Comme un tango
de Lorenzo Cecchi

critiqué par Kinbote, le 15 décembre 2021
(Jumet - 65 ans)


La note:  étoiles
Le roman d'une vie
Dans "Comme un tango", un homme se raconte, de 1947 à 2019. Cet homme, c’est Lorenzo CECCHI et c’est son dixième livre (depuis 2012). Il appelle ces souvenirs personnels faux témoignages, attribués à son narrateur, Vincent, histoire de laisser le champ libre au travail de la mémoire. Celui qui fournit des faux témoignages a-t-il la volonté de brouiller les pistes, de laisser entendre que la vérité est autre part, que des zones sombres subsistent ou, même, qu’il existerait un point aveugle à partir duquel tout se fonderait, s’éclairerait ? Peu importe, le faux témoin est un conteur d’histoires à l’inventivité narrative éprouvée.

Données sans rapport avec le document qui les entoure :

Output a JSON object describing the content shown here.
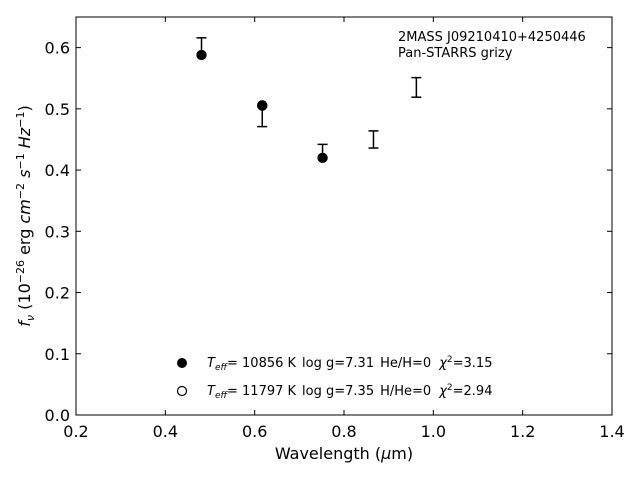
{
  "chart_data": {
    "type": "scatter",
    "annotation_lines": [
      "2MASS J09210410+4250446",
      "Pan-STARRS grizy"
    ],
    "xlabel": "Wavelength (μm)",
    "ylabel": "f_ν (10^-26 erg cm^-2 s^-1 Hz^-1)",
    "xlim": [
      0.2,
      1.4
    ],
    "ylim": [
      0.0,
      0.65
    ],
    "xticks": [
      0.2,
      0.4,
      0.6,
      0.8,
      1.0,
      1.2,
      1.4
    ],
    "xtick_labels": [
      "0.2",
      "0.4",
      "0.6",
      "0.8",
      "1.0",
      "1.2",
      "1.4"
    ],
    "yticks": [
      0.0,
      0.1,
      0.2,
      0.3,
      0.4,
      0.5,
      0.6
    ],
    "ytick_labels": [
      "0.0",
      "0.1",
      "0.2",
      "0.3",
      "0.4",
      "0.5",
      "0.6"
    ],
    "grid": false,
    "legend_position": "lower-center",
    "observed": {
      "x": [
        0.481,
        0.617,
        0.752,
        0.866,
        0.962
      ],
      "y": [
        0.602,
        0.487,
        0.431,
        0.45,
        0.535
      ],
      "yerr": [
        0.014,
        0.016,
        0.011,
        0.014,
        0.016
      ]
    },
    "series": [
      {
        "marker": "filled-circle",
        "x": [
          0.481,
          0.617,
          0.752
        ],
        "y": [
          0.588,
          0.506,
          0.42
        ],
        "legend": {
          "teff": "10856 K",
          "logg": "log g=7.31",
          "comp": "He/H=0",
          "chi2": "=3.15"
        }
      },
      {
        "marker": "open-circle",
        "x": [
          0.481,
          0.617,
          0.752
        ],
        "y": [
          0.588,
          0.505,
          0.42
        ],
        "legend": {
          "teff": "11797 K",
          "logg": "log g=7.35",
          "comp": "H/He=0",
          "chi2": "=2.94"
        }
      }
    ]
  }
}
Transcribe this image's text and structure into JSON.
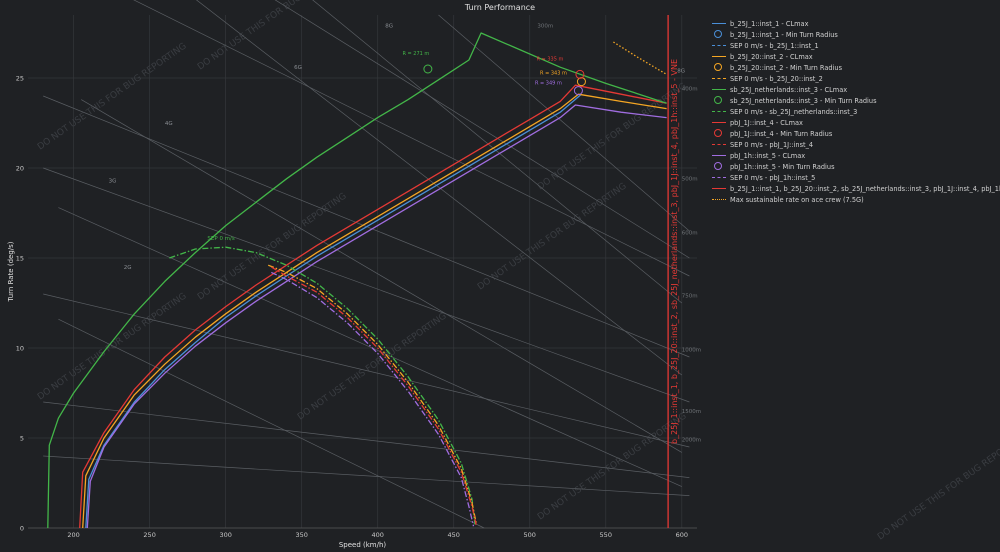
{
  "title": "Turn Performance",
  "watermark": "DO NOT USE THIS FOR BUG REPORTING",
  "chart_data": {
    "type": "line",
    "title": "Turn Performance",
    "xlabel": "Speed (km/h)",
    "ylabel": "Turn Rate (deg/s)",
    "xlim": [
      170,
      610
    ],
    "ylim": [
      0,
      28.5
    ],
    "x_ticks": [
      200,
      250,
      300,
      350,
      400,
      450,
      500,
      550,
      600
    ],
    "y_ticks": [
      0,
      5,
      10,
      15,
      20,
      25
    ],
    "grid": true,
    "legend_position": "right",
    "series": [
      {
        "name": "b_25J_1::inst_1 - CLmax",
        "color": "#4a8fd8",
        "style": "solid",
        "x": [
          208,
          210,
          220,
          240,
          260,
          280,
          300,
          320,
          340,
          360,
          380,
          400,
          420,
          440,
          460,
          480,
          500,
          520,
          534
        ],
        "y": [
          0,
          2.7,
          4.6,
          7.0,
          8.8,
          10.3,
          11.7,
          12.9,
          14.0,
          15.1,
          16.1,
          17.1,
          18.1,
          19.1,
          20.1,
          21.1,
          22.1,
          23.1,
          24.1
        ]
      },
      {
        "name": "b_25J_20::inst_2 - CLmax",
        "color": "#f5a623",
        "style": "solid",
        "x": [
          206,
          208,
          220,
          240,
          260,
          280,
          300,
          320,
          340,
          360,
          380,
          400,
          420,
          440,
          460,
          480,
          500,
          520,
          532,
          560,
          590
        ],
        "y": [
          0,
          2.9,
          5.0,
          7.4,
          9.1,
          10.6,
          11.9,
          13.1,
          14.2,
          15.3,
          16.3,
          17.3,
          18.3,
          19.3,
          20.3,
          21.3,
          22.3,
          23.3,
          24.1,
          23.7,
          23.3
        ]
      },
      {
        "name": "pbJ_1J::inst_4 - CLmax",
        "color": "#e53935",
        "style": "solid",
        "x": [
          204,
          206,
          220,
          240,
          260,
          280,
          300,
          320,
          340,
          360,
          380,
          400,
          420,
          440,
          460,
          480,
          500,
          520,
          530,
          560,
          590
        ],
        "y": [
          0,
          3.1,
          5.3,
          7.7,
          9.5,
          11.0,
          12.3,
          13.5,
          14.6,
          15.7,
          16.7,
          17.7,
          18.7,
          19.7,
          20.7,
          21.7,
          22.7,
          23.7,
          24.6,
          24.1,
          23.6
        ]
      },
      {
        "name": "pbJ_1h::inst_5 - CLmax",
        "color": "#a06de0",
        "style": "solid",
        "x": [
          209,
          211,
          220,
          240,
          260,
          280,
          300,
          320,
          340,
          360,
          380,
          400,
          420,
          440,
          460,
          480,
          500,
          520,
          530,
          560,
          590
        ],
        "y": [
          0,
          2.6,
          4.5,
          6.9,
          8.6,
          10.1,
          11.4,
          12.6,
          13.7,
          14.8,
          15.8,
          16.8,
          17.8,
          18.8,
          19.8,
          20.8,
          21.8,
          22.8,
          23.5,
          23.1,
          22.8
        ]
      },
      {
        "name": "sb_25J_netherlands::inst_3 - CLmax",
        "color": "#43b649",
        "style": "solid",
        "x": [
          183,
          184,
          190,
          200,
          220,
          240,
          260,
          280,
          300,
          320,
          340,
          360,
          380,
          400,
          420,
          440,
          460,
          468,
          490,
          520,
          550,
          590
        ],
        "y": [
          0,
          4.6,
          6.1,
          7.5,
          9.8,
          11.9,
          13.7,
          15.3,
          16.8,
          18.1,
          19.4,
          20.6,
          21.7,
          22.8,
          23.8,
          24.9,
          26.0,
          27.5,
          26.7,
          25.6,
          24.7,
          23.6
        ]
      },
      {
        "name": "SEP 0 m/s - sb_25J_netherlands::inst_3",
        "color": "#43b649",
        "style": "dashdot",
        "x": [
          263,
          280,
          300,
          320,
          340,
          360,
          380,
          400,
          420,
          440,
          455,
          462,
          464
        ],
        "y": [
          15.0,
          15.5,
          15.6,
          15.3,
          14.6,
          13.6,
          12.2,
          10.5,
          8.4,
          6.0,
          3.6,
          1.6,
          0.2
        ]
      },
      {
        "name": "SEP 0 m/s - b_25J_20::inst_2",
        "color": "#f5a623",
        "style": "dashdot",
        "x": [
          328,
          340,
          360,
          380,
          400,
          420,
          440,
          455,
          462,
          465
        ],
        "y": [
          14.6,
          14.2,
          13.3,
          11.9,
          10.2,
          8.1,
          5.7,
          3.3,
          1.4,
          0.2
        ]
      },
      {
        "name": "SEP 0 m/s - pbJ_1J::inst_4",
        "color": "#e53935",
        "style": "dashdot",
        "x": [
          330,
          340,
          360,
          380,
          400,
          420,
          440,
          455,
          462,
          465
        ],
        "y": [
          14.5,
          14.0,
          13.1,
          11.7,
          10.0,
          7.9,
          5.5,
          3.1,
          1.2,
          0.1
        ]
      },
      {
        "name": "SEP 0 m/s - pbJ_1h::inst_5",
        "color": "#a06de0",
        "style": "dashdot",
        "x": [
          330,
          340,
          360,
          380,
          400,
          420,
          440,
          455,
          460,
          463
        ],
        "y": [
          14.2,
          13.8,
          12.8,
          11.4,
          9.7,
          7.6,
          5.2,
          2.8,
          1.2,
          0.1
        ]
      },
      {
        "name": "Max sustainable rate on ace crew (7.5G)",
        "color": "#f5a623",
        "style": "dotted",
        "x": [
          555,
          570,
          590
        ],
        "y": [
          27.0,
          26.2,
          25.2
        ]
      }
    ],
    "min_turn_radius_markers": [
      {
        "series": "sb_25J_netherlands::inst_3",
        "x": 433,
        "y": 25.5,
        "label": "R = 271 m",
        "color": "#43b649"
      },
      {
        "series": "b_25J_20::inst_2",
        "x": 534,
        "y": 24.8,
        "label": "R = 343 m",
        "color": "#f5a623"
      },
      {
        "series": "pbJ_1h::inst_5",
        "x": 532,
        "y": 24.3,
        "label": "R = 349 m",
        "color": "#a06de0"
      },
      {
        "series": "pbJ_1J::inst_4",
        "x": 533,
        "y": 25.2,
        "label": "R = 335 m",
        "color": "#e53935"
      }
    ],
    "vne": {
      "x": 591,
      "color": "#e53935",
      "label": "b_25J_1::inst_1, b_25J_20::inst_2, sb_25J_netherlands::inst_3, pbJ_1J::inst_4, pbJ_1h::inst_5 - VNE"
    },
    "sep_label": {
      "text": "SEP 0 m/s",
      "x": 297,
      "y": 16.0
    },
    "g_lines": [
      {
        "label": "2G",
        "x0": 190,
        "y0": 11.6,
        "x1": 470,
        "y1": 0.0
      },
      {
        "label": "3G",
        "x0": 190,
        "y0": 17.8,
        "x1": 600,
        "y1": 2.3
      },
      {
        "label": "4G",
        "x0": 205,
        "y0": 23.8,
        "x1": 600,
        "y1": 4.2
      },
      {
        "label": "6G",
        "x0": 240,
        "y0": 32.0,
        "x1": 600,
        "y1": 8.5
      },
      {
        "label": "8G",
        "x0": 290,
        "y0": 34.0,
        "x1": 600,
        "y1": 12.5
      }
    ],
    "g_line_labels": [
      {
        "text": "2G",
        "x": 233,
        "y": 14.4
      },
      {
        "text": "3G",
        "x": 223,
        "y": 19.2
      },
      {
        "text": "4G",
        "x": 260,
        "y": 22.4
      },
      {
        "text": "6G",
        "x": 345,
        "y": 25.5
      },
      {
        "text": "8G",
        "x": 405,
        "y": 27.8
      },
      {
        "text": "8G",
        "x": 597,
        "y": 25.3
      }
    ],
    "radius_lines": [
      {
        "label": "300m",
        "x0": 440,
        "y0": 28.5,
        "x1": 605,
        "y1": 16.5
      },
      {
        "label": "400m",
        "x0": 320,
        "y0": 30.0,
        "x1": 605,
        "y1": 15.0
      },
      {
        "label": "500m",
        "x0": 200,
        "y0": 31.0,
        "x1": 605,
        "y1": 14.0
      },
      {
        "label": "600m",
        "x0": 180,
        "y0": 24.0,
        "x1": 605,
        "y1": 9.5
      },
      {
        "label": "750m",
        "x0": 180,
        "y0": 20.0,
        "x1": 605,
        "y1": 7.0
      },
      {
        "label": "1000m",
        "x0": 180,
        "y0": 13.0,
        "x1": 605,
        "y1": 4.5
      },
      {
        "label": "1500m",
        "x0": 180,
        "y0": 7.0,
        "x1": 605,
        "y1": 2.8
      },
      {
        "label": "2000m",
        "x0": 180,
        "y0": 4.0,
        "x1": 605,
        "y1": 1.8
      }
    ],
    "radius_labels": [
      {
        "text": "300m",
        "x": 505,
        "y": 27.8
      },
      {
        "text": "400m",
        "x": 600,
        "y": 24.3
      },
      {
        "text": "500m",
        "x": 600,
        "y": 19.3
      },
      {
        "text": "600m",
        "x": 600,
        "y": 16.3
      },
      {
        "text": "750m",
        "x": 600,
        "y": 12.8
      },
      {
        "text": "1000m",
        "x": 600,
        "y": 9.8
      },
      {
        "text": "1500m",
        "x": 600,
        "y": 6.4
      },
      {
        "text": "2000m",
        "x": 600,
        "y": 4.8
      }
    ]
  },
  "legend": [
    {
      "label": "b_25J_1::inst_1 - CLmax",
      "color": "#4a8fd8",
      "kind": "line"
    },
    {
      "label": "b_25J_1::inst_1 - Min Turn Radius",
      "color": "#4a8fd8",
      "kind": "circle"
    },
    {
      "label": "SEP 0 m/s - b_25J_1::inst_1",
      "color": "#4a8fd8",
      "kind": "dash"
    },
    {
      "label": "b_25J_20::inst_2 - CLmax",
      "color": "#f5a623",
      "kind": "line"
    },
    {
      "label": "b_25J_20::inst_2 - Min Turn Radius",
      "color": "#f5a623",
      "kind": "circle"
    },
    {
      "label": "SEP 0 m/s - b_25J_20::inst_2",
      "color": "#f5a623",
      "kind": "dash"
    },
    {
      "label": "sb_25J_netherlands::inst_3 - CLmax",
      "color": "#43b649",
      "kind": "line"
    },
    {
      "label": "sb_25J_netherlands::inst_3 - Min Turn Radius",
      "color": "#43b649",
      "kind": "circle"
    },
    {
      "label": "SEP 0 m/s - sb_25J_netherlands::inst_3",
      "color": "#43b649",
      "kind": "dash"
    },
    {
      "label": "pbJ_1J::inst_4 - CLmax",
      "color": "#e53935",
      "kind": "line"
    },
    {
      "label": "pbJ_1J::inst_4 - Min Turn Radius",
      "color": "#e53935",
      "kind": "circle"
    },
    {
      "label": "SEP 0 m/s - pbJ_1J::inst_4",
      "color": "#e53935",
      "kind": "dash"
    },
    {
      "label": "pbJ_1h::inst_5 - CLmax",
      "color": "#a06de0",
      "kind": "line"
    },
    {
      "label": "pbJ_1h::inst_5 - Min Turn Radius",
      "color": "#a06de0",
      "kind": "circle"
    },
    {
      "label": "SEP 0 m/s - pbJ_1h::inst_5",
      "color": "#a06de0",
      "kind": "dash"
    },
    {
      "label": "b_25J_1::inst_1, b_25J_20::inst_2, sb_25J_netherlands::inst_3, pbJ_1J::inst_4, pbJ_1h::inst_5 - VNE",
      "color": "#e53935",
      "kind": "line"
    },
    {
      "label": "Max sustainable rate on ace crew (7.5G)",
      "color": "#f5a623",
      "kind": "dot"
    }
  ]
}
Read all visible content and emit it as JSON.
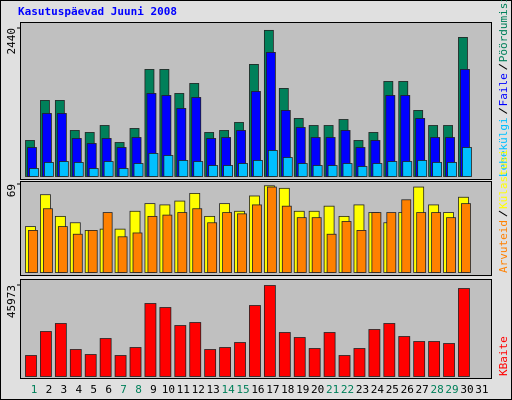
{
  "chart_data": {
    "type": "bar",
    "title": "Kasutuspäevad Juuni 2008",
    "categories": [
      "1",
      "2",
      "3",
      "4",
      "5",
      "6",
      "7",
      "8",
      "9",
      "10",
      "11",
      "12",
      "13",
      "14",
      "15",
      "16",
      "17",
      "18",
      "19",
      "20",
      "21",
      "22",
      "23",
      "24",
      "25",
      "26",
      "27",
      "28",
      "29",
      "30",
      "31"
    ],
    "category_colors": [
      "#00805a",
      "#000000",
      "#000000",
      "#000000",
      "#000000",
      "#000000",
      "#00805a",
      "#00805a",
      "#000000",
      "#000000",
      "#000000",
      "#000000",
      "#000000",
      "#00805a",
      "#00805a",
      "#000000",
      "#000000",
      "#000000",
      "#000000",
      "#000000",
      "#00805a",
      "#00805a",
      "#000000",
      "#000000",
      "#000000",
      "#000000",
      "#000000",
      "#00805a",
      "#00805a",
      "#000000",
      "#000000"
    ],
    "panels": [
      {
        "ylim": [
          0,
          2440
        ],
        "yticks": [
          2440
        ],
        "series": [
          {
            "name": "Pöördumisi",
            "color": "#00805a",
            "values": [
              594,
              1254,
              1254,
              759,
              726,
              841,
              561,
              792,
              1765,
              1765,
              1369,
              1534,
              726,
              759,
              891,
              1848,
              2409,
              1452,
              957,
              841,
              841,
              940,
              594,
              726,
              1567,
              1567,
              1089,
              841,
              841,
              2293,
              null
            ]
          },
          {
            "name": "Faile",
            "color": "#0000ff",
            "values": [
              478,
              1039,
              1039,
              627,
              544,
              627,
              478,
              643,
              1369,
              1336,
              1122,
              1303,
              627,
              643,
              759,
              1402,
              2046,
              1089,
              808,
              643,
              643,
              759,
              478,
              594,
              1336,
              1336,
              957,
              643,
              643,
              1765,
              null
            ]
          },
          {
            "name": "Lehekülgi",
            "color": "#00c0ff",
            "values": [
              132,
              231,
              247,
              231,
              132,
              247,
              132,
              214,
              380,
              346,
              264,
              247,
              181,
              181,
              214,
              264,
              429,
              313,
              214,
              181,
              181,
              214,
              165,
              214,
              247,
              247,
              264,
              231,
              231,
              478,
              null
            ]
          }
        ]
      },
      {
        "ylim": [
          0,
          69
        ],
        "yticks": [
          69
        ],
        "series": [
          {
            "name": "Külastusi",
            "color": "#ffff00",
            "values": [
              36,
              61,
              44,
              39,
              33,
              34,
              34,
              48,
              54,
              53,
              56,
              62,
              44,
              54,
              48,
              60,
              68,
              66,
              48,
              48,
              52,
              44,
              53,
              47,
              39,
              47,
              67,
              53,
              47,
              59,
              null
            ]
          },
          {
            "name": "Arvuteid",
            "color": "#ff8000",
            "values": [
              33,
              50,
              36,
              30,
              33,
              47,
              28,
              31,
              44,
              45,
              47,
              50,
              39,
              47,
              46,
              53,
              67,
              52,
              43,
              43,
              30,
              40,
              33,
              47,
              47,
              57,
              47,
              47,
              43,
              54,
              null
            ]
          }
        ]
      },
      {
        "ylim": [
          0,
          45973
        ],
        "yticks": [
          45973
        ],
        "series": [
          {
            "name": "KBaite",
            "color": "#ff0000",
            "values": [
              10609,
              22736,
              26777,
              13640,
              11114,
              19197,
              10609,
              14651,
              36881,
              34858,
              25765,
              27281,
              13640,
              14651,
              17176,
              35869,
              45973,
              22229,
              19702,
              14145,
              22229,
              10609,
              14145,
              23744,
              26777,
              20208,
              17682,
              17682,
              16671,
              44458,
              null
            ]
          }
        ]
      }
    ]
  }
}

C’est, dans ces quelque 280 pages, toute une existence qui défile par tranches, plus ou moins épaisses, poignantes ou savoureuses, en tout cas toujours consistantes, car l’auteur sait rendre vivantes les scènes rapportées, densément et sans pathos.

La première partie est placée sous le signe du padre, Osvaldo, ayant dû quitter son Italie natale pour venir travailler dans les derniers charbonnages du Pays noir où il fondera une famille. À sa retraite, à l’âge de 36 ans, le père se sentant toujours gaillard reprend durant sept années une fermette à Marcinelle, à la périphérie de Charleroi, et entraîne sa famille aux activités de la ferme, ce qui nous vaut les passages les plus drôles du livre. L’auteur y parle aussi avec tendresse d’un oncle mélomane resté en Italie, différent, un peu moqué, admirateur de Leopardi et poète à ses heures…

Dans la seconde partie, le narrateur rend compte de moments plus spécifiques, de rencontres personnelles importantes à divers titres, des hauts lieux de culture d’une ville principalement, Charleroi, de sa passion aussi pour la peinture expressionniste à travers, notamment, l’histoire étonnante (qui l’a mis aux prises avec un critique d’art et prof de philo à la moralité douteuse) de l’acquisition de l’œuvre figurant en couverture du livre, Sophia d’André Aubry, ce qui fournit d’ailleurs son titre à la seconde partie de l’ouvrage.

Cecchi dresse le portrait d’une vie d’une famille ayant dû trouver ses marques, batailler dur, pour permettre aux descendants de vivre sur une terre qui ne leur est plus hostile, avec des perspectives d’avenir. On verse du cocasse au tragique en passant par toutes les formes d’émotion et ce, par la force et l’intensité de la narration qui vont puiser à la racine de l’homme dans ses rapports aux autres, proches, amis, relations de travail. Cette densité, cette attention à autrui, comme déjà dit, font penser à John Fante.

C’est, de la sorte, tous les types et tous les milieux humains qui sont croqués, portraiturés, fouillés même. Peu d’états d’âme du narrateur mais des émotions, des sentiments nés des actions auxquelles il se trouve mêlé ou qu’il initie, animé par une force vitale qu’il tire de son enfance et de son milieu d’origine.

C’est le roman d’une vie, composé de plusieurs mouvements, dans des tonalités diverses. Et tout cela sur quatre temps, dans un tempo proche du battement du cœur humain ; comme dans un tango, cette danse contrastée, tour à tour allègre et funèbre, langoureuse et légère, triste et belle ; haletante, certainement.